Joe Pressil, a 36-year-old telecommunications manager, is suing the Advanced Fertility Center of Texas claiming his ex-girlfriend of six months stole his sperm in an attempt to stick him for his paper.

According to Pressil, he had no idea his ex-girlfriend was undergoing IVF treatments until he received a receipt in the mail from the clinic listing him as the patient.

“I couldn’t believe that this fertility clinic could actually do this without my consent, or without my even being there,” he said. “That’s a violation of myself, to what I believe in, to my religion, and just to my manhood.”

So how did Pressil’s girlfriend manage to steal his sperm and get artificially inseminated?
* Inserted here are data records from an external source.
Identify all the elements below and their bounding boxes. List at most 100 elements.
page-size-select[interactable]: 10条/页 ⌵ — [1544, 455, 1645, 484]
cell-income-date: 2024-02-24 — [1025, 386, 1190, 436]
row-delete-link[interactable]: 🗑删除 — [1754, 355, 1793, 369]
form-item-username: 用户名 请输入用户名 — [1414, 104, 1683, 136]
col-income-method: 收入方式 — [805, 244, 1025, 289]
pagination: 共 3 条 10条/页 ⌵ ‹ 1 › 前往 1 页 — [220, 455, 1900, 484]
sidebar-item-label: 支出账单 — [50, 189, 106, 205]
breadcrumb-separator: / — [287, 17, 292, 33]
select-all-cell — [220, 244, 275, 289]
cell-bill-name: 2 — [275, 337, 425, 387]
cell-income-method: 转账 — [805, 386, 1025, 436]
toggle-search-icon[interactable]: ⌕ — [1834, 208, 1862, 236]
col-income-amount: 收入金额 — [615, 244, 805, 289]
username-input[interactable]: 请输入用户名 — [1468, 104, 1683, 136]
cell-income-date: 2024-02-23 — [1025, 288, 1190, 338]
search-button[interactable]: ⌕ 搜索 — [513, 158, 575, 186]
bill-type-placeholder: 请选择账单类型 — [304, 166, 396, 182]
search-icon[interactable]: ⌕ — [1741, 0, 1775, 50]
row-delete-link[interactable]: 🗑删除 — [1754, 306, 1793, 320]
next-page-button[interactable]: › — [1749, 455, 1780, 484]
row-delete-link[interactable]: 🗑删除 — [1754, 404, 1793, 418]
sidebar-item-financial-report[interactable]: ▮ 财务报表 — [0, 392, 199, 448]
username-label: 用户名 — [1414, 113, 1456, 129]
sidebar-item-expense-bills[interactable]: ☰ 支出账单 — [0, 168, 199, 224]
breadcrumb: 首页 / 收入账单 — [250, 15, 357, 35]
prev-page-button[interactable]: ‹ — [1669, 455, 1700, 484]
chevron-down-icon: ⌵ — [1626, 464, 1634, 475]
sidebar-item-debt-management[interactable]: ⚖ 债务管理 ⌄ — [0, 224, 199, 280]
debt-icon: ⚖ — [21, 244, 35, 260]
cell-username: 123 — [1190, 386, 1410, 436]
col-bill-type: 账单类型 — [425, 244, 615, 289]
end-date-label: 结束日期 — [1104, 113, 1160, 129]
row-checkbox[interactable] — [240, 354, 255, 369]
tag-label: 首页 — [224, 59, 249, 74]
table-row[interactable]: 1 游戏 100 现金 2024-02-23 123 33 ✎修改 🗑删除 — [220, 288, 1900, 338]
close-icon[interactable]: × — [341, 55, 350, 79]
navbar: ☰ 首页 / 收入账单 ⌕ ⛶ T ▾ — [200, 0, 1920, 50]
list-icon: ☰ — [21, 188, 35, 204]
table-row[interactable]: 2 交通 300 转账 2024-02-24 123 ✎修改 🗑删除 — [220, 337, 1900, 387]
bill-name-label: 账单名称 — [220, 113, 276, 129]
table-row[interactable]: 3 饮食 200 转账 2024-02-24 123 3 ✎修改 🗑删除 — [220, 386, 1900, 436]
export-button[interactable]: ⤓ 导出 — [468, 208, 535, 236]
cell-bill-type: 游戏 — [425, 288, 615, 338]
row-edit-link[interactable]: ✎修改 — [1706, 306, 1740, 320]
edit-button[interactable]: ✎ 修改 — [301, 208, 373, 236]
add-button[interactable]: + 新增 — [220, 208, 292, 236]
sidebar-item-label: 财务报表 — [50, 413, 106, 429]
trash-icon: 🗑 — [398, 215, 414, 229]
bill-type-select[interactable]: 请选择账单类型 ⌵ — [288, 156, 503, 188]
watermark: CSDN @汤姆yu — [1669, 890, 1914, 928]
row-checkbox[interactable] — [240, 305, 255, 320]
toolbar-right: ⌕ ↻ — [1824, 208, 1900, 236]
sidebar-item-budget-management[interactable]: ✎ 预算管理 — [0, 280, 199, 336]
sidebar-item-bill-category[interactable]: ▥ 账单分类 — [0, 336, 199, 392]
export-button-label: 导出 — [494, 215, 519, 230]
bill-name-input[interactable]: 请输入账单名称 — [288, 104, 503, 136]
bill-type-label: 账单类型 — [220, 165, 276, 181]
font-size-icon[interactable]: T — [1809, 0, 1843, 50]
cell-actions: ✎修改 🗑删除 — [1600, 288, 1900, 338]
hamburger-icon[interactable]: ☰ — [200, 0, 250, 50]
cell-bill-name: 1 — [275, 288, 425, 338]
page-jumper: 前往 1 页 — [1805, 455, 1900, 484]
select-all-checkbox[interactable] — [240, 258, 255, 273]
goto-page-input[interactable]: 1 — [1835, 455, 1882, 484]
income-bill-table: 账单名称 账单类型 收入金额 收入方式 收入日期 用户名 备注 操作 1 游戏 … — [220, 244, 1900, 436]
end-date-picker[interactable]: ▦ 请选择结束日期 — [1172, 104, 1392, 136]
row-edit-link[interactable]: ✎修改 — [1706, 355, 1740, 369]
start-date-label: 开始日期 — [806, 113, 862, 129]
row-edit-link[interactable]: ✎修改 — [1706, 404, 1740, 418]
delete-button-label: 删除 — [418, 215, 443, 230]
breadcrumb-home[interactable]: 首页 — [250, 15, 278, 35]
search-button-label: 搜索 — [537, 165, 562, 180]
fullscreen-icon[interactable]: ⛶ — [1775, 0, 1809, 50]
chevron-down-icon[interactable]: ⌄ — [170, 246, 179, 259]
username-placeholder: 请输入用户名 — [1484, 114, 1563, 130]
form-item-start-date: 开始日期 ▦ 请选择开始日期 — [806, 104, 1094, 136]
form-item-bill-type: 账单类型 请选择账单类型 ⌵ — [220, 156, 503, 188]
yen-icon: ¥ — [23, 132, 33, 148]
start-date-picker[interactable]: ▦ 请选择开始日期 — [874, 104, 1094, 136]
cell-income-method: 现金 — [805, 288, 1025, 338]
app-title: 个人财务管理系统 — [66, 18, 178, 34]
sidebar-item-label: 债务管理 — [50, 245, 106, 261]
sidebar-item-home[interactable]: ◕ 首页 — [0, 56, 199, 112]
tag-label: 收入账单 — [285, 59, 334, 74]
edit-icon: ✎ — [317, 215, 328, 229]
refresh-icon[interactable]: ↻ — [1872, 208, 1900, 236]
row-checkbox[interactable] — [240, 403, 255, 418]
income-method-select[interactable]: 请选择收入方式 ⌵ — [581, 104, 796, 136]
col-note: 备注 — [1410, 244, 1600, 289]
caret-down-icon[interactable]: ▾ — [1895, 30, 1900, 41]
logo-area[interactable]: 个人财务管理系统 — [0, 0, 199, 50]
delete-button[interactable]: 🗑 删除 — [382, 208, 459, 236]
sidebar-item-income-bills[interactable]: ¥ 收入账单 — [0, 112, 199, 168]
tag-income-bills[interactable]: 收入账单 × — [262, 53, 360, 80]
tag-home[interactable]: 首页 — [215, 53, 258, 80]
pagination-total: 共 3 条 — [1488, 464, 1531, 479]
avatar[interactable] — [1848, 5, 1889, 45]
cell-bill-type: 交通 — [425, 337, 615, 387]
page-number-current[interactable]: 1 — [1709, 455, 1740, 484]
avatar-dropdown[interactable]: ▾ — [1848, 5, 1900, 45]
According to Pressil, she nabbed their used condoms and took them to the clinic.

“I did notice a little bit because she would take the condom and ask me to discard it. And usually, a male would discard their own property, but she would always take the condom and she would run off out of the room and I just didn’t think anything of it. And I didn’t think that anyone could use a condom and bring it to a clinic to get an in vitro,” he said.
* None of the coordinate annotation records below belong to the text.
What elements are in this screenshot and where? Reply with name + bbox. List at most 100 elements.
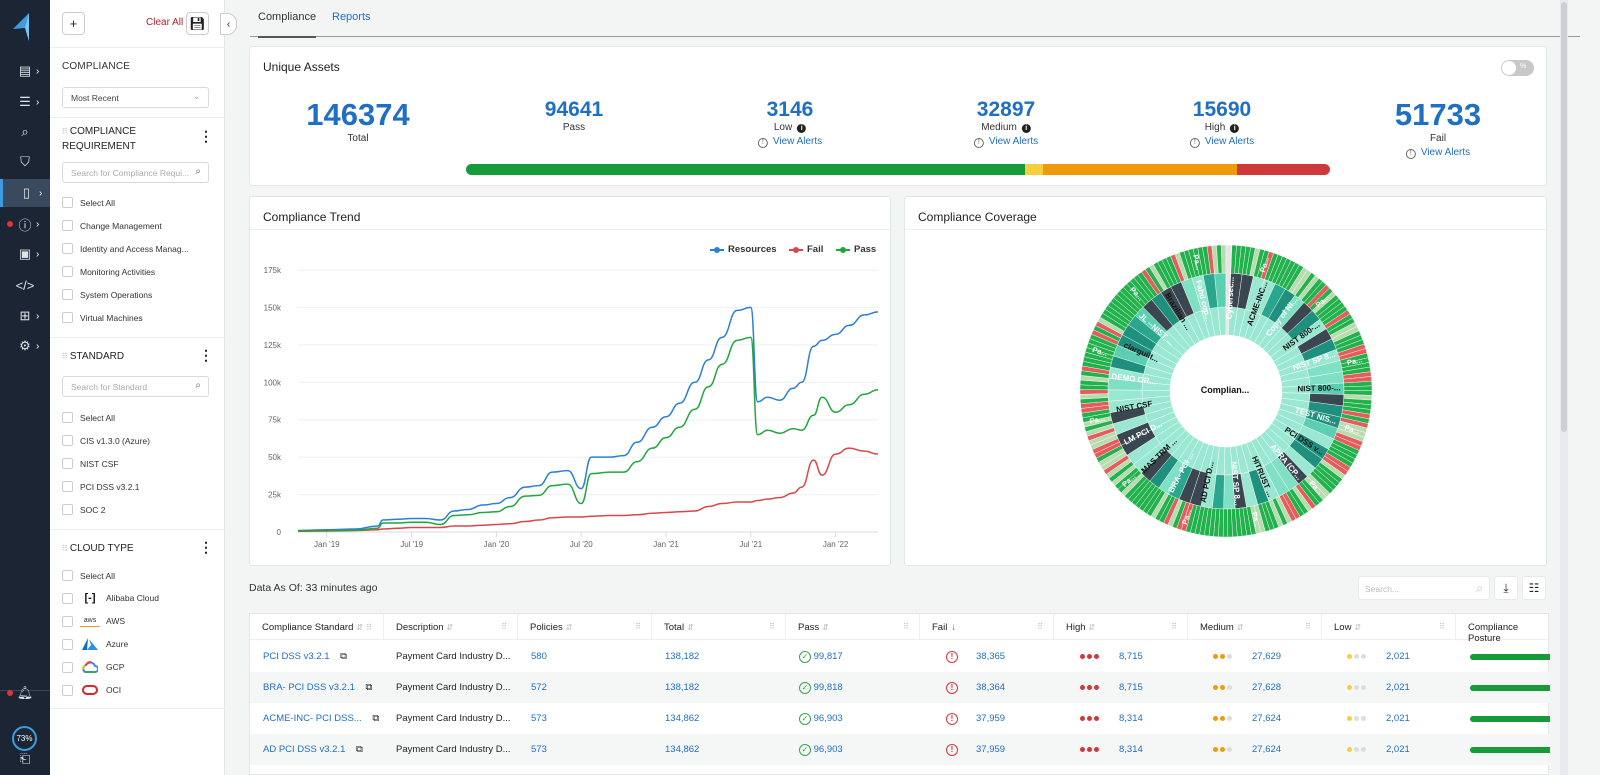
page-scrollbar[interactable] [1560,0,1568,775]
info-icon[interactable]: i [1230,124,1240,133]
compliance-posture-bar[interactable] [1470,747,1550,753]
nav-code[interactable]: </> [0,271,50,299]
checkbox[interactable] [62,197,73,208]
high-cell[interactable]: 8,314 [1080,713,1143,724]
drag-handle-icon[interactable]: ⠿ [501,622,507,631]
column-header-total[interactable]: Total ⇵ ⠿ [652,614,786,640]
sort-icon[interactable]: ⇵ [1089,623,1096,632]
nav-governance[interactable]: ⛉ [0,148,50,176]
sunburst-section-segment[interactable] [1343,385,1373,391]
nav-investigate[interactable]: ⌕ [0,118,50,146]
nav-notifications[interactable]: 🔔︎ [0,679,50,707]
standard-link[interactable]: AD PCI DSS v3.2.1 ⧉ [263,744,363,755]
column-header-policies[interactable]: Policies ⇵ ⠿ [518,614,652,640]
policies-link[interactable]: 573 [531,713,547,724]
drag-handle-icon[interactable]: ⠿ [62,544,68,553]
requirement-option[interactable]: Monitoring Activities [62,266,155,277]
medium-cell[interactable]: 27,629 [1213,651,1281,662]
checkbox[interactable] [62,638,73,650]
requirement-option[interactable]: Identity and Access Manag... [62,243,189,254]
nav-list[interactable]: ☰ › [0,88,50,116]
drag-handle-icon[interactable]: ⠿ [62,127,68,136]
download-button[interactable]: ⤓ [1494,576,1518,600]
series-line-resources[interactable] [297,306,879,532]
cloud-option[interactable]: Azure [62,638,128,650]
time-range-select[interactable]: Most Recent ⌄ [62,87,209,108]
sort-icon[interactable]: ⇵ [822,623,829,632]
low-view-alerts-link[interactable]: ! View Alerts [757,136,822,148]
external-link-icon[interactable]: ⧉ [366,682,373,693]
standard-option[interactable]: CIS v1.3.0 (Azure) [62,435,150,446]
table-row[interactable]: AD PCI DSS v3.2.1 ⧉ Payment Card Industry… [250,734,1550,765]
sort-icon[interactable]: ⇵ [447,623,454,632]
drag-handle-icon[interactable]: ⠿ [366,623,372,632]
percent-toggle[interactable]: % [1501,60,1534,76]
nav-docs[interactable]: ⎗ [0,745,50,773]
column-settings-button[interactable]: ☷ [1522,576,1546,600]
column-header-standard[interactable]: Compliance Standard ⇵ ⠿ [250,614,384,640]
sort-icon[interactable]: ⇵ [356,623,363,632]
policies-link[interactable]: 573 [531,744,547,755]
sort-icon[interactable]: ⇵ [566,623,573,632]
table-row[interactable]: ACME-INC- PCI DSS... ⧉ Payment Card Indus… [250,703,1550,734]
standard-menu-button[interactable]: ⋮ [199,347,213,364]
sort-icon[interactable]: ⇵ [687,623,694,632]
compliance-sunburst-chart[interactable]: Cybersec... ACME-INC...Copy of NI...NIST … [905,197,1548,565]
high-cell[interactable]: 8,314 [1080,744,1143,755]
high-cell[interactable]: 8,715 [1080,651,1143,662]
fail-cell[interactable]: ! 38,364 [946,682,1005,694]
drag-handle-icon[interactable]: ⠿ [903,622,909,631]
checkbox[interactable] [62,458,73,469]
checkbox[interactable] [62,243,73,254]
standard-link[interactable]: ACME-INC- PCI DSS... ⧉ [263,713,379,724]
checkbox[interactable] [62,481,73,492]
drag-handle-icon[interactable]: ⠿ [769,622,775,631]
policies-link[interactable]: 580 [531,651,547,662]
checkbox[interactable] [62,312,73,323]
medium-cell[interactable]: 27,628 [1213,682,1281,693]
nav-compute[interactable]: ▣ › [0,240,50,268]
sort-descending-icon[interactable]: ↓ [951,622,956,633]
compliance-posture-bar[interactable] [1470,685,1550,691]
drag-handle-icon[interactable]: ⠿ [62,352,68,361]
pass-cell[interactable]: ✓ 99,818 [799,682,843,694]
policies-link[interactable]: 572 [531,682,547,693]
total-link[interactable]: 138,182 [665,651,699,662]
fail-cell[interactable]: ! 38,365 [946,651,1005,663]
low-cell[interactable]: 2,021 [1347,682,1410,693]
nav-compliance[interactable]: ▯ › [0,179,50,207]
drag-handle-icon[interactable]: ⠿ [1305,622,1311,631]
medium-view-alerts-link[interactable]: ! View Alerts [973,136,1038,148]
collapse-filter-button[interactable]: ‹ [220,13,237,35]
save-filter-button[interactable]: 💾︎ [186,12,209,35]
standard-option[interactable]: PCI DSS v3.2.1 [62,481,140,492]
requirement-option[interactable]: Change Management [62,220,162,231]
checkbox[interactable] [62,412,73,423]
drag-handle-icon[interactable]: ⠿ [1439,622,1445,631]
standard-option[interactable]: NIST CSF [62,458,119,469]
sunburst-section-segment[interactable] [1079,389,1109,395]
fail-cell[interactable]: ! 37,959 [946,744,1005,756]
info-icon[interactable]: i [1021,124,1031,133]
column-header-low[interactable]: Low ⇵ ⠿ [1322,614,1456,640]
pass-cell[interactable]: ✓ 99,817 [799,651,843,663]
cloud-menu-button[interactable]: ⋮ [199,539,213,556]
sunburst-center-label[interactable]: Complian... [1175,385,1275,395]
nav-settings[interactable]: ⚙ › [0,332,50,360]
checkbox[interactable] [62,266,73,277]
requirement-menu-button[interactable]: ⋮ [199,128,213,145]
low-cell[interactable]: 2,021 [1347,713,1410,724]
series-line-fail[interactable] [297,447,879,533]
external-link-icon[interactable]: ⧉ [340,651,347,662]
column-header-high[interactable]: High ⇵ ⠿ [1054,614,1188,640]
column-header-pass[interactable]: Pass ⇵ ⠿ [786,614,920,640]
cloud-option[interactable]: OCI [62,684,121,696]
total-link[interactable]: 138,182 [665,682,699,693]
column-header-posture[interactable]: Compliance Posture [1456,614,1550,644]
table-row[interactable]: BRA- PCI DSS v3.2.1 ⧉ Payment Card Indust… [250,672,1550,703]
nav-dashboard[interactable]: ▤ › [0,57,50,85]
sunburst-section-segment[interactable] [1221,244,1227,274]
tab-compliance[interactable]: Compliance [258,11,317,38]
compliance-posture-bar[interactable] [1470,716,1550,722]
medium-cell[interactable]: 27,624 [1213,713,1281,724]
Predictably, both the clinic and Pressil’s ex-girlfriend are disputing his claims. According to the clinic’s policy, a blood sample, consent form, and informational documents must be collected and signed from the sperm donor prior to fertility treatments, and the clinic says it has all of the required information from Pressil on file.

Further investigation also showed that the Pressil allowed his ex-girlfriend to be added to his health insurance, and that fertility treatments were billed to both his insurance and his credit card, but Pressil claims he thought the charges were for routine doctor’s visits.

Derek Deyon, a lawyer for Pressil’s ex-girlfriend, also disputes Pressil’s claims and says that the disgruntled dad was trying to have children with his ex.

“He injected her with hormone shots,” Deyon told the New York Post. “How could he not know? They were in a relationship and were trying to get pregnant the old-fashioned way, and they couldn’t.”

Interestingly enough, Pressil is suing the clinic and not his ex-girlfriend for damages. And according to her lawyer, his lawsuit is just a ploy to get out of paying $800 a month in child support.

While it’s not clear if there was any wrongdoing afoot, lawsuits like these further the idea that women can’t be trusted, especially when they become pregnant.  Back in the day, some men accused women of “trapping” them by getting pregnant (as if he wasn’t present), now others will be claim they’re “not the father” because some chick stole their sperm.

I can hear it now…hide yo’ condoms, hide yo’ sperm…cuz they getting everybody pregnant out here!


What do you think? Do you think Pressil is telling the truth?